Jewish people have become polar opposites
Sociologist to discuss ‘tensions,’ concerns for future, at Diamond Memorial Lecture
He may not have a crystal ball, but sociologist Steven M. Cohen is a go-to source on the present and future of Jewish peoplehood.
Cohen, a research professor of Jewish social policy at Hebrew Union College-Jewish Institute of Religion (HUC-JIR) in New York, will deliver the Rabbi James S. Diamond Memorial Lecture on Thursday, Oct. 19 on the subject of “Polarization and Alienation in Jewish Life Today.” Dr. Robert Wuthnow, professor of social sciences and director of the Princeton University Center on Religion, will serve as respondent.
Speaking on the phone with NJJN from Israel, Cohen discussed the polarization between Orthodox and non-Orthodox Jews, between conservatives and liberals, and between hawks and doves regarding Israeli politics. “There is more tension across these boundaries than there used to be, and they are overlapping,” he said, adding that people on both sides “have negative stereotypes of the other.”
One reality that may be feeding polarization between religious and secular Jews is a demographic shift that, over the next few decades, will increase the numbers of Orthodox Jews while decreasing those affiliated with liberal movements.
Citing a Sept. 13 article in The Forward that Cohen cowrote with Mickey Gussow and Edieal Pinker, “Does Orthodox Explosion Signal Doom for Conservative and Reform?,” Cohen spoke about the “problematic age pyramid.”

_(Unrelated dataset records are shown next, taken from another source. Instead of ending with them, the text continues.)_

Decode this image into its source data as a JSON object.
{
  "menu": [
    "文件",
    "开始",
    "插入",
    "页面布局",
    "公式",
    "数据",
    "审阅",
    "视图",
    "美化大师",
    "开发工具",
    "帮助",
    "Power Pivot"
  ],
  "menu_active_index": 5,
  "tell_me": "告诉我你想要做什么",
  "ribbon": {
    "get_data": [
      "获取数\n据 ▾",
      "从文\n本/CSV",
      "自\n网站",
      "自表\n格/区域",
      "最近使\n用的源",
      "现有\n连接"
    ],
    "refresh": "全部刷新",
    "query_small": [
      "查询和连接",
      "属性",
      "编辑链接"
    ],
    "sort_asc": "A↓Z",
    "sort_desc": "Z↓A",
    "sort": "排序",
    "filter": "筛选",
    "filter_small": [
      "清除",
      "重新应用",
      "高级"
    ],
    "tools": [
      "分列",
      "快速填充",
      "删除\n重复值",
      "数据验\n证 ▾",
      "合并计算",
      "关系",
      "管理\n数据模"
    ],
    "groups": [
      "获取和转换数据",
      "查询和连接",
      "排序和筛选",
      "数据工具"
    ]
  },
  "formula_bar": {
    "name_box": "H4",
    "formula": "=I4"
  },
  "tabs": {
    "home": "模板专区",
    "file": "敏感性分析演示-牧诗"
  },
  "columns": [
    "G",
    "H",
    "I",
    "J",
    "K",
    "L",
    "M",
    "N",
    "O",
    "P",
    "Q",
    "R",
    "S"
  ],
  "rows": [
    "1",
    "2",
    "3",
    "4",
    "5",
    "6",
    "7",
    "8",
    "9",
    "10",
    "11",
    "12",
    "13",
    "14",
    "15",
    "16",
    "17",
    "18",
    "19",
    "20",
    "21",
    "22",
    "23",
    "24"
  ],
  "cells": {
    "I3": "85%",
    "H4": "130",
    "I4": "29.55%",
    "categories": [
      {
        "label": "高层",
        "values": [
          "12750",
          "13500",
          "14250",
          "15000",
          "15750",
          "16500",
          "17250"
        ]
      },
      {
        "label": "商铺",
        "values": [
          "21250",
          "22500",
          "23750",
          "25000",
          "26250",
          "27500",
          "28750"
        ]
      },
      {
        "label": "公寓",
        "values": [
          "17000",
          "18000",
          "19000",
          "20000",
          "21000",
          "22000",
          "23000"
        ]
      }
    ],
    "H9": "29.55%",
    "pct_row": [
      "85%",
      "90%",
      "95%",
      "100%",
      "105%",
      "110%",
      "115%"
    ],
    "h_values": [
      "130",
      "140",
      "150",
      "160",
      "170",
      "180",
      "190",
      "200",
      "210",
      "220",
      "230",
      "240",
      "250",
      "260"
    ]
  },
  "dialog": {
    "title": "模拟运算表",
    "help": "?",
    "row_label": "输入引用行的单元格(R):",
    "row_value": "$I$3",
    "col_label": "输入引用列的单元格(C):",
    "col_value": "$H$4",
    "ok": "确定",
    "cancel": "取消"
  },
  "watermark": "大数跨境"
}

Based on the Pew Research Center’s 2013 study of Jewish Americans, there are fewer Jews under age 50 than in the 50 to 69 age bracket, suggesting a “weakening of the Jewish middle” in coming years, according to Cohen.
Data on the age distribution of Reform and Conservative Jews is startling: the number of 30- 39-year -olds in these liberal movements is about half that in the movements’ 50-59 or 60-69 age groups.

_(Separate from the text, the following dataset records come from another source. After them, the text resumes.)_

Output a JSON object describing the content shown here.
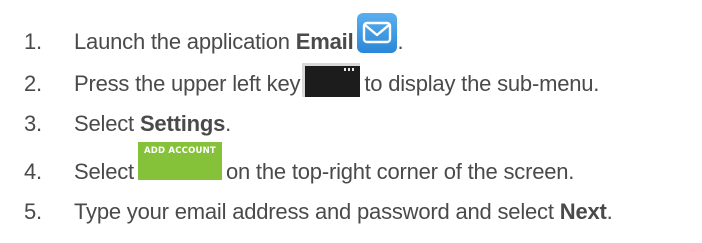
{
  "steps": [
    {
      "number": "1.",
      "before": "Launch the application ",
      "bold": "Email",
      "icon": "email-envelope-icon",
      "after": "."
    },
    {
      "number": "2.",
      "before": "Press the upper left key",
      "icon": "menu-key-icon",
      "after": "to display the sub-menu."
    },
    {
      "number": "3.",
      "before": "Select ",
      "bold": "Settings",
      "after": "."
    },
    {
      "number": "4.",
      "before": "Select",
      "button_label": "ADD ACCOUNT",
      "after": "on the top-right corner of the screen."
    },
    {
      "number": "5.",
      "before": "Type your email address and password and select ",
      "bold": "Next",
      "after": "."
    }
  ],
  "colors": {
    "text": "#4a4a4a",
    "add_account_button": "#86c13a",
    "email_icon": "#3a97e0"
  }
}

Also feeding polarization is the huge growth in the Orthodox Jewish population, with 230,000 under age 9.
The article predicts, “If current trends continue, then, in 30 years, we’ll see about half as many Conservative and Reform Jews age 60-69 as we have today.”
Cohen also addressed the decline in young family membership in Conservative and Reform congregations. “It’s not like temples are turning them off,” he said. “They are not present because of years of intermarriage, late marriage, and low fertility,” plus some liberal Jews remain single.
Asked about the role of new, independent minyanim in drawing young, liberal Jews away from established congregations, Cohen said the demographic numbers are “very small.” “I wish they were larger. They are culturally significant but not demographically significant.”
Turning to the polarization among Jews regarding Israel, Cohen cites intermarriage and politics as critical components.
Jews with a non-Jewish parent or spouse “are much less connected to Jewish life and especially to Israel,” he said. “If there is intermarriage in the family, the presence of non-Jews brings about or indicates a conception of being Jewish that has little place for the concept of Israel because there is no parallel in the larger culture.” Christians, he explained, do not have a connection to a national homeland with a diaspora as central to their identity.
Regarding divergent viewpoints on Israel, Cohen said perpetuating the polarization depends on “what the center of the Israeli public will do — continue to lean right or allow for a more liberal political policy to take hold.” If it leans right, he said, “liberal American Jews will find Israel illiberal and inconsistent with their values.”
Cohen’s lecture is in memory of Rabbi James S. Diamond, the former director of the Center for Jewish Life/Hillel at Princeton University, who was killed in March 2013 when a speeding driver lost control of his vehicle on a residential street in Princeton. The Center for Jewish Life and the university’s Program in Judaic Studies are cosponsoring the program.
Cohen grew up in Brooklyn and attended Columbia University where he studied as an undergraduate and earned a doctorate in sociology in 1974. He was a Zionist activist and member of Beit Ephraim, or the Bayit, a pluralistic Jewish community of Columbia students founded in 1972.
He taught at Queens College until 1992, when he and his wife, Rabbi Marion Lev-Cohen, made aliyah, and he joined the faculty at Hebrew University. (Lev-Cohen is the director of community support and Israel engagement initiatives at Central Synagogue in Manhattan.) In 2005 Cohen was named research professor at HUC-JIR. His books include “Two Worlds of Judaism: The Israeli and American Experience” (with Charles S. Liebman, Yale University Press, 1990) and “The Jew Within: Self, Family and Community in America” (with Arnold M. Eisen, Indiana University Press, 2000).
The interweaving of polarizations around denomination, Israel, and political affiliation, Cohen suggested, is why some Jews are separating from the Jewish community at large.
“The Jewish establishment is religious, conservative, and hawkish on Israel, and that alienates people who are secular, liberal, and dovish on Israel,” he said. “And they tend to absent themselves from traditional Jewish life.”